Biondi Biagio classe 2006 è stato arrestato dai Carabinieri di Qualiano per detenzione ai fini di spaccio di sostanza stupefacente del tipo hashish. Il giovane aveva con se anche la somma di euro 900 in contanti. Estesa la perquisizione presso la sua abitazione, veniva ritrovata altra sostanza.
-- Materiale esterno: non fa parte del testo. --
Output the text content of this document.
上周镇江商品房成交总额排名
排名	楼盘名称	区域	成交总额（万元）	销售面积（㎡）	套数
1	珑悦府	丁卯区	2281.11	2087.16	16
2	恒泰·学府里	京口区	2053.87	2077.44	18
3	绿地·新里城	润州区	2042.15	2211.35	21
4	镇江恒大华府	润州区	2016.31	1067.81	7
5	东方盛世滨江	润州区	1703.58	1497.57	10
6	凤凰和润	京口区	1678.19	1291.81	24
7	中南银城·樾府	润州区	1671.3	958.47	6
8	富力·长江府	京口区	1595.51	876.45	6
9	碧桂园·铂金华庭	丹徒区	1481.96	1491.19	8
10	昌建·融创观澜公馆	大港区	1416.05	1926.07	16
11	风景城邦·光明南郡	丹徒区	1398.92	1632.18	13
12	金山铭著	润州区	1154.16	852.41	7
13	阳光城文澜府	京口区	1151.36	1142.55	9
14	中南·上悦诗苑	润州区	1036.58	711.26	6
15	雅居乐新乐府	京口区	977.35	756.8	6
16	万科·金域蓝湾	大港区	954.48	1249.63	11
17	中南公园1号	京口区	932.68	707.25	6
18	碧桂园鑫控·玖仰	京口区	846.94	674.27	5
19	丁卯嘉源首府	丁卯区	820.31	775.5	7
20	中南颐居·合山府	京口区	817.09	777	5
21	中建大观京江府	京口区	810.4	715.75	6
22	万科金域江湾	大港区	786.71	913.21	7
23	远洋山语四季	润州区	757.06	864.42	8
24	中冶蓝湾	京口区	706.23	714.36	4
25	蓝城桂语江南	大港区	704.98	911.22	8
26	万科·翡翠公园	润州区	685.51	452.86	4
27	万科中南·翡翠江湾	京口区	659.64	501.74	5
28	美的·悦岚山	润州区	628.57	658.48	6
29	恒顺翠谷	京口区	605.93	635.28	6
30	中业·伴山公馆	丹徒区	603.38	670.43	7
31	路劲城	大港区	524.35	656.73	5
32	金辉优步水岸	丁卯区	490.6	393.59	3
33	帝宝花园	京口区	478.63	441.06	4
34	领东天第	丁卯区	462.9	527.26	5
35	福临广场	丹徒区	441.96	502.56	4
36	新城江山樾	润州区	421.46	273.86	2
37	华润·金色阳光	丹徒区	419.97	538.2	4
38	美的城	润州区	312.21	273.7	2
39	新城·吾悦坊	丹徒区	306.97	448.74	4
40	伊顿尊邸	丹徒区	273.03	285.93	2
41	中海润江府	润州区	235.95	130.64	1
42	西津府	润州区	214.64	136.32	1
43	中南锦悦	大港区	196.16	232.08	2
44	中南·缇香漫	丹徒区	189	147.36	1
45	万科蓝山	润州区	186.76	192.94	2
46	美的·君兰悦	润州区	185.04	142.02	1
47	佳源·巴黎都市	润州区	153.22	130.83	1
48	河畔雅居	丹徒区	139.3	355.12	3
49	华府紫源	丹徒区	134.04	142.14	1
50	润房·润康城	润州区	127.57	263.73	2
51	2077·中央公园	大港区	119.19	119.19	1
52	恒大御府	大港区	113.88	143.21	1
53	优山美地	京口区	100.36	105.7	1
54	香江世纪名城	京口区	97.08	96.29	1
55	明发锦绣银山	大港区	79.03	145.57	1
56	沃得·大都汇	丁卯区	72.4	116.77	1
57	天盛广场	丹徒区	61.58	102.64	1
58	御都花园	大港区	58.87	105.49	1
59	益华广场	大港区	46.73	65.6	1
Uno, forse due, degli acquirenti ha ammesso di aver acquistato lo stupefacente dal giovane qualianese.
Processato con rito direttissimo, il pubblico ministero aveva chiesto gli arresti domiciliari (Biondi era già sottoposto all’obbligo di firma per una recente resistenza a pubblico ufficiale), ma il giudice aversano, accogliendo la richiesta dell’avvocato Luigi Poziello del Foro di Napoli Nord, gli ha concesso l’obbligo di dimora nel comune di Qualiano.
Biondi era stato tra l’altro recentemente assolto a formula piena per un episodio analogo di spaccio.
Il precedente e l’assoluzione
Nella notte del 04/03/2025, alle ore 23:00 circa, una pattuglia automontata della Sezione Radiomobile della Compagnia Carabinieri di Giugliano in Campania, transitava in via G. Di Vittorio nel Comune di Qualiano, nel settore denominato “MARE”. I militari notavano i due imputati posizionati a ridosso dell’angolo del palazzo ubicato all’intersezione tra le vie Di Vittorio e A. Moro, i quali, ignari della presenza della pattuglia, effettuavano quella che appariva un’attività di spaccio: un’autovettura Renault Captur di colore grigio si fermava nelle loro prossimità, veniva avvicinata al finestrino lato guidatore e, dopo pochi istanti, ripartiva.
Decisa la priorità all’identificazione dei due giovani – non potendo contestualmente fermare il veicolo Renault Captur, che si allontanava – i militari procedevano al controllo di PIROZZI e BIONDI. La perquisizione personale di PIROZZI dava esito positivo: all’interno della tasca anteriore destra della felpa da lui indossata veniva rinvenuta n. 1 bustina in cellophane contenente sostanza vegetale essiccata
verosimilmente del tipo marijuana. Sottoposta a narcotest, la sostanza veniva classificata come Marijuana.
La perquisizione personale di BIONDI dava invece esito negativo quanto a sostanze stupefacenti. Si rappresentava tuttavia che il BIONDI indossava un giubbotto smanicato di colore nero con tasche strappate che consentivano l’accesso all’imbottitura, all’interno della quale venivano rinvenute banconote di piccolo taglio: n. 3 banconote da € 20, n. 3 banconote da € 10 e n. 3 banconote da € 5 (per un totale di €
105,00), che nella circostanza venivano restituite all’interessato.
Nel vano portaoggetti dell’autovettura Fiat 500 Abarth di colore grigio, presente sul posto e in uso a PIROZZI, venivano altresì rinvenuti n. 3
involucri in cellophane contenenti sostanza solida di colore marrone verosimilmente del tipo Hashish, per un peso complessivo. Anche tale sostanza, sottoposta a narcotest, veniva classificata come Hashish.